A majority of the film centers on Jack’s childhood relationship with his parents and two younger siblings.  Brad Pitt, with his tense, square jaw and simmering intensity, conveys an imposing presence in the lives of the children as a bitter disciplinarian who values power and strength as a means to success.

Despite having a stable job and a beautiful family, Pitt is envious of his neighbors’ wealth and his perceived lack of stature. He chases patents for his designs only to fail each and every time. He fancies himself a skilled musician, and laments walking away from his passion presumably to raise his children. He chides his wife’s na?ve outlook in life and tells Jack that her compassion and selflessness are a weakness. He demands the respect in his home that he feels eluded him in life.

Credit goes to both Pitt and Malick for creating an entirely believable, American father whose behavior, although appearing careless and cruel, stems from a deep love and profound desire to protect his children from a harsh universe. However, in doing so, he fails to see the immense emotional scar tissue he leaves behind.

Jack inherits the brunt of this psychological trauma, and is perpetually torn in an internal struggle between his mother’s generous “grace” and his father’s brute “nature.”  To become his father’s son, he lashes out with violence against a neighbor’s property, and later against his younger brother, who we assume was favored by the father due to his artistic and musical talents.

The movie spends only a few, fleeting minutes with the adult Jack. Although he is now a successful architect, we realize he is a lost soul in this urban jungle of imposing skyscrapers, frenetic motion and cacophonous noise (only Malick can get away with a 15 second shot of a flock of birds dancing in between tall buildings.) Through impressionistic images, we assume this distance has affected his marriage as well. On the anniversary of his brother’s death, Jack reflects on his idyllic past spent playing with his two brothers.

If this sounds like pretentious and heavy metaphysical questions for a simple adolescent, well, it is. Malick routinely sacrifices the personalities of his characters to the altar of his own spiritual and philosophical musings. For example, the multiple characters in The Thin Red Line — with their numerous voiceovers and divergent storylines — eventually all merged into Malick’s over-arching dialogue/meditation with nature and God.

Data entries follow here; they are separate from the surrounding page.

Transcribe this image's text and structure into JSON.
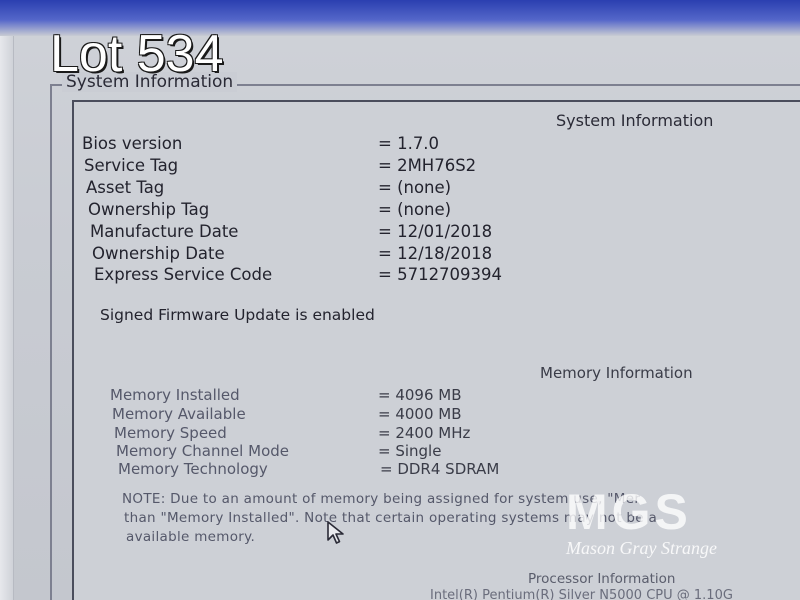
{
  "overlay": {
    "lot_label": "Lot 534"
  },
  "window": {
    "group_title": "System Information"
  },
  "system_info": {
    "heading": "System Information",
    "rows": [
      {
        "label": "Bios version",
        "value": "= 1.7.0"
      },
      {
        "label": "Service Tag",
        "value": "= 2MH76S2"
      },
      {
        "label": "Asset Tag",
        "value": "= (none)"
      },
      {
        "label": "Ownership Tag",
        "value": "= (none)"
      },
      {
        "label": "Manufacture Date",
        "value": "= 12/01/2018"
      },
      {
        "label": "Ownership Date",
        "value": "= 12/18/2018"
      },
      {
        "label": "Express Service Code",
        "value": "= 5712709394"
      }
    ],
    "firmware_status": "Signed Firmware Update is enabled"
  },
  "memory_info": {
    "heading": "Memory Information",
    "rows": [
      {
        "label": "Memory Installed",
        "value": "= 4096 MB"
      },
      {
        "label": "Memory Available",
        "value": "= 4000 MB"
      },
      {
        "label": "Memory Speed",
        "value": "= 2400 MHz"
      },
      {
        "label": "Memory Channel Mode",
        "value": "= Single"
      },
      {
        "label": "Memory Technology",
        "value": "= DDR4 SDRAM"
      }
    ],
    "note_lines": [
      "NOTE: Due to an amount of memory being assigned for system use, \"Mer",
      "than \"Memory Installed\". Note that certain operating systems may not be a",
      "available memory."
    ]
  },
  "processor_info": {
    "heading": "Processor Information",
    "partial_line": "Intel(R) Pentium(R) Silver N5000 CPU @ 1.10G"
  },
  "watermark": {
    "logo": "MGS",
    "name": "Mason Gray Strange"
  },
  "icons": {
    "cursor": "mouse-pointer-icon"
  }
}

In the same vein, there really isn’t too much of a plot in The Tree of Life. Instead, Malick seems more interested in creating an evolving sense of time, emotion, feeling and meditation. And he is mostly successful in this captivating and intermittently frustrating endeavor until the final reel, when his thematic reach simply becomes too ambitious, and the narrative begins to buckle under the ponderous weight of it all.

****WARNING ? SPOILERS****

I can only assume that the ending is a metaphorical journey in which Jack embarks on a spiritual walkabout in a time and space which lies at the “end of time and space.” This can be represented by Armageddon, Death, or purely a symbolic personal journey.

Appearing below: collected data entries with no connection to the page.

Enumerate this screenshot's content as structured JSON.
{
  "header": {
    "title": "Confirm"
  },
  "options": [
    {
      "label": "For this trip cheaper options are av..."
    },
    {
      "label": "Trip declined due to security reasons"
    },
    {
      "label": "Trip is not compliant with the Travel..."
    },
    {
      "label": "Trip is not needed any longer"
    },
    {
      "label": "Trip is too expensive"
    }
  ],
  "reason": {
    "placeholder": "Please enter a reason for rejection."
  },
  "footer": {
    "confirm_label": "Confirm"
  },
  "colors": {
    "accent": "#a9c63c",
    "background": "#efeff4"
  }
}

As he walks along the surface of an empty, rocky terrain, he sees his younger self, who goads him to follow along. Then, he sees a woman draped in white, who we can only assume is an angel.

Then, an open doorway appears on the terrain: it seems to be the portal between life and death; the divine and the human; the spiritual and corporeal. He walks through.

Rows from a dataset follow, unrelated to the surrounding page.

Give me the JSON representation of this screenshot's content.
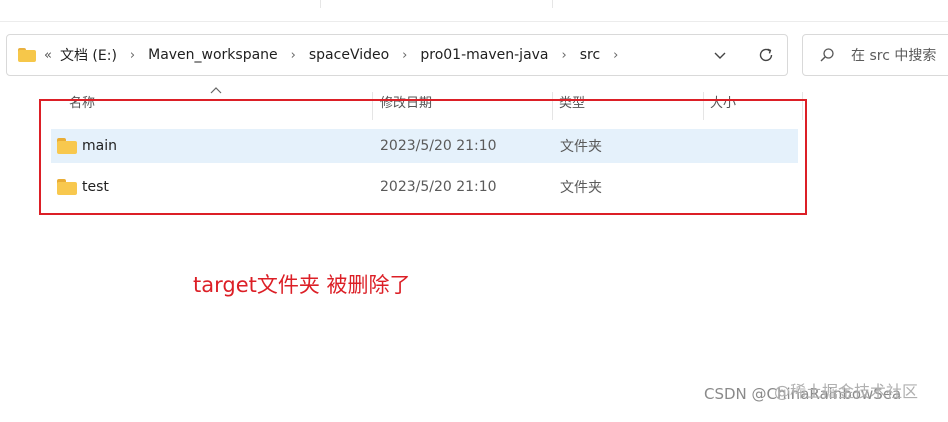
{
  "address_bar": {
    "overflow_label": "«",
    "breadcrumbs": [
      "文档 (E:)",
      "Maven_workspane",
      "spaceVideo",
      "pro01-maven-java",
      "src"
    ],
    "separator": "›"
  },
  "search": {
    "placeholder": "在 src 中搜索"
  },
  "columns": {
    "name": "名称",
    "modified": "修改日期",
    "type": "类型",
    "size": "大小"
  },
  "rows": [
    {
      "name": "main",
      "modified": "2023/5/20 21:10",
      "type": "文件夹",
      "selected": true
    },
    {
      "name": "test",
      "modified": "2023/5/20 21:10",
      "type": "文件夹",
      "selected": false
    }
  ],
  "annotation": {
    "text": "target文件夹 被删除了",
    "color": "#dc1f26"
  },
  "watermark": {
    "line1": "CSDN @ChinaRainbowSea",
    "line2": "@稀土掘金技术社区"
  },
  "colors": {
    "selection": "#e5f1fb",
    "folder": "#f8c84e",
    "annotation_red": "#dc1f26"
  },
  "icons": [
    "folder-icon",
    "chevron-right-icon",
    "chevron-down-icon",
    "refresh-icon",
    "search-icon",
    "sort-up-icon"
  ]
}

Now, he is on a beach right where the water reaches the land.

This is a reunion of the spirits and Jack meets his mother, father and brothers. The reconciliation of the family and their subsequent hugs and tears evokes a sentiment of forgiveness, acceptance and unconditional love.

We then see shots of the mother, draped in white, surrounded by two, ethereal women (angels?). The mother clasps her palms together, raises her hands as if in a prayer, and says to God: “I give you my son.”

There are multiple ways of interpreting this final piece of dialogue. Perhaps, like Job, she chose to bear her suffering and, instead of cursing God, accepted the death of her son as His will, thereby achieving Divine Grace and healing. Another interpretation could be that Malick is pounding us over the head with the “Christ is the Son of God, and the Savior of humanity” metaphor.

Another interpretation still could coincide with the film’s final images, with the adult Jack walking out of his office skyscraper with a relieved smile on his face, choosing to re-engage with life. Perhaps, either in prayer or in sacrifice, the Mother is offering her son to both God and the world as a man finally whole and redeemed; one who finally walks that balance between nature and grace, anger and love, past and present, despair and hope; and the earthly and the spiritual.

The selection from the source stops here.